The proportion of outside directors in the board of directors, which monitors and checks corporate owners, should be increased.
Jung Seong-yeop, head of Morrow Sodali's Korean division, emphasized this during an interview with ChosunBiz on the 18th regarding ways to advance the governance of domestic small and medium-sized enterprises.
Morrow Sodali is one of the world's three largest consulting firms for shareholder identification and recommendations, advising on corporate board evaluations and annual general meeting responses.
Jung, who oversees Morrow Sodali's operations in Korea, is an expert in corporate governance and has previously served as the head of the Policy Analysis Division at the Daishin Economic Research Institute and head of the ESG department. Morrow Sodali Global changed its name from Sodali & Co. last July, and the Korean corporation is expected to change its name soon.

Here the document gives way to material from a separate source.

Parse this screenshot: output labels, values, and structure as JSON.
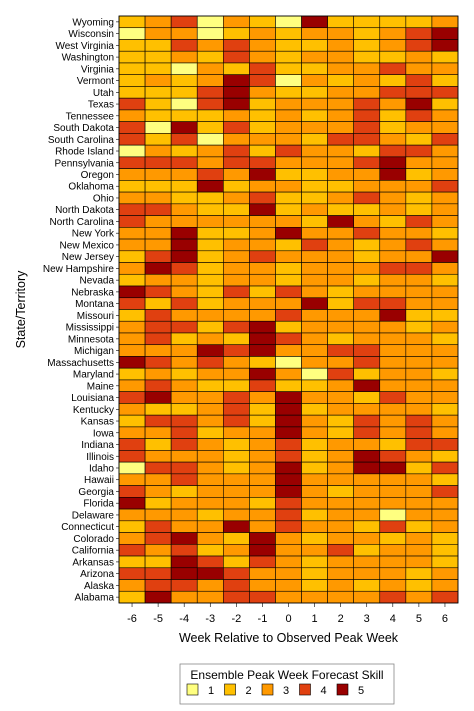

Outside directors are those who do not belong to the company's management and serve to monitor major shareholders, that is, corporate owners, and internal directors. Under current corporate law, listed corporations with total assets of over 2 trillion won must have more than half (50%) of their board composed of outside directors. For listed corporations with assets under 2 trillion won, this figure is 25%.
◇ Current outside director proportion of 25%, should be increased
Jung noted, “To prevent unilateral management by corporate owners, the proportion of outside directors under corporate law should be increased,” and added, “It is particularly important to closely examine the governance of corporations with total assets of less than 2 trillion won.”
He explained, “While it may be considered reasonable to worry about the burden of costs and reduced decision-making speed when organizing a board for smaller companies, that does not mean that the board can operate independently without oversight.” He further stated, “There should also be a process in place where an independent outside director recommendation committee, free from owner influence, can recommend and appoint independent outside directors.”
It is important not only to increase the proportion of outside directors but also to prevent outside directors from becoming mere "rubber stamps" for owners. Jung pointed out, “In the case of small and medium-sized enterprises, there are instances where outside directors are appointed who have ties to the owner, which inevitably reduces the independence of outside directors.”
Jung continued, “In the past, the domestic capital market was small and not complex, allowing for rapid decision-making by owners to enable corporate growth, but now the market has grown and become more complicated, making it risky for a single owner’s decision to drive the company.”
Jung emphasized that establishing an audit committee is also important for advancing the governance of small and medium-sized enterprises. According to data from Samil Accounting Corporation in 2024, the average proportion of outside directors in companies with total assets under 2 trillion won that have established an audit committee is 49%, whereas those without an audit committee have a proportion of outside directors at 29%.
Jung stated, “We should not just rush to meet the standard of 25% for the proportion of outside directors in the board; enhancing effective monitoring and oversight functions, such as establishing an audit committee, is key.”
◇ Owner risk, unmanageable by the owner... The role of the board is essential
Managing owner risk is also a critical aspect. Owner risk affects not only the company's stock price but also its corporate image. A representative example is Baek Jong-won, head of Theborn Korea, who has faced fierce criticism over issues like the "Baekham" controversy, leading to a continuous decline in stock prices.
Jung pointed out, “If owner risk arises in a corporation, it is crucial for the board to be accurately aware of the issue and address it,” adding, “However, in the case of small and medium-sized enterprises, often problems are not examined by the board, and owners tend to try to control matters directly.”
He added, “Owners themselves are often unable to make rational judgments regarding their issues,” emphasizing that “a listed corporation is not an owner-controlled entity. The management should be based on the board.”